There are many strategies that are used when playing Hooverball.

- Strong players known for powerful throws can fake a long throw by grunting and pretending to throw far while throwing gently and just getting the ball over the net. If done correctly the opponents will expect a throw to the back court and often will not have enough time to rush forward for the short ball.
- "Picking" on a weaker opponent by constantly throwing the ball to them to wear them out. This will wear out an inexperienced player and often result in them missing a catch. It's bad sportsmanship, though, and frowned upon.
- Picking on an opponent but throwing the ball just to the same side each time. This may move the player in that direction and open up a hole in the team's defenses.
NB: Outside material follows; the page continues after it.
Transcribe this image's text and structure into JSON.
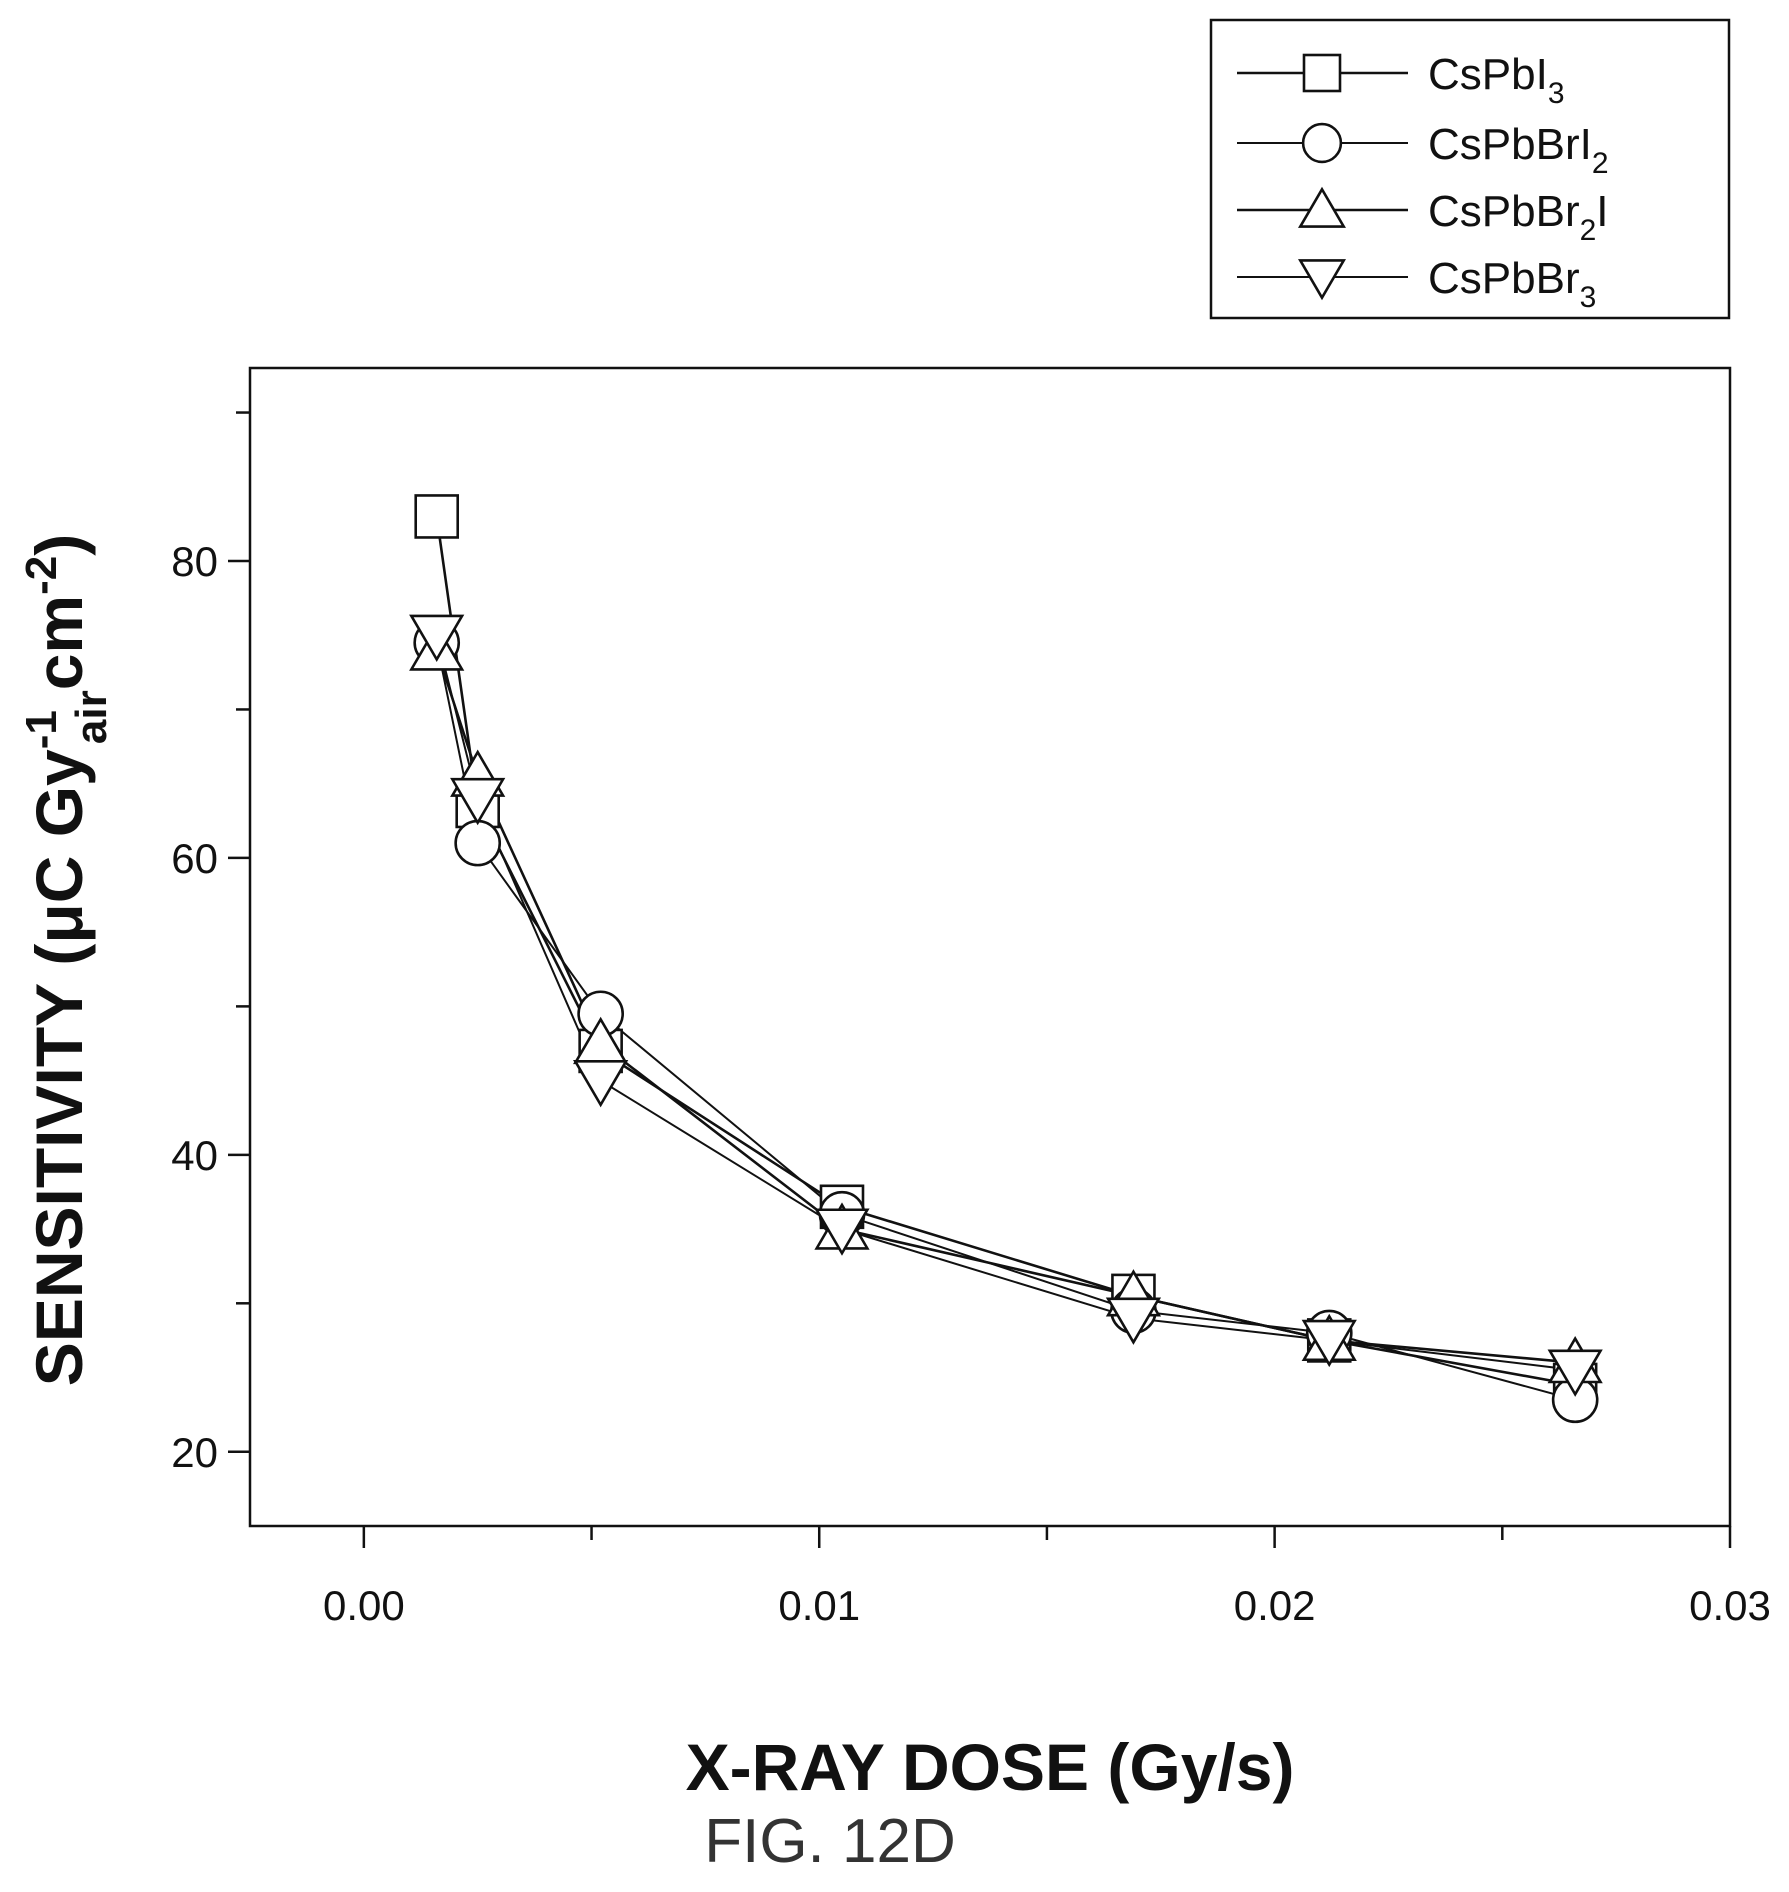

- "Keep away" The heart of this strategy is keeping the ball away from the hands of the strongest member of the opposing team. Usually the strongest person will play the center so the idea is throw to the sides and corners to the other two players, assuming they are weaker.
- 270 Dunk of love. The player will catch the ball and then rotate in the air 270 degrees and then throw the red ball backwards over the half-line, thereby completing the dunk of love.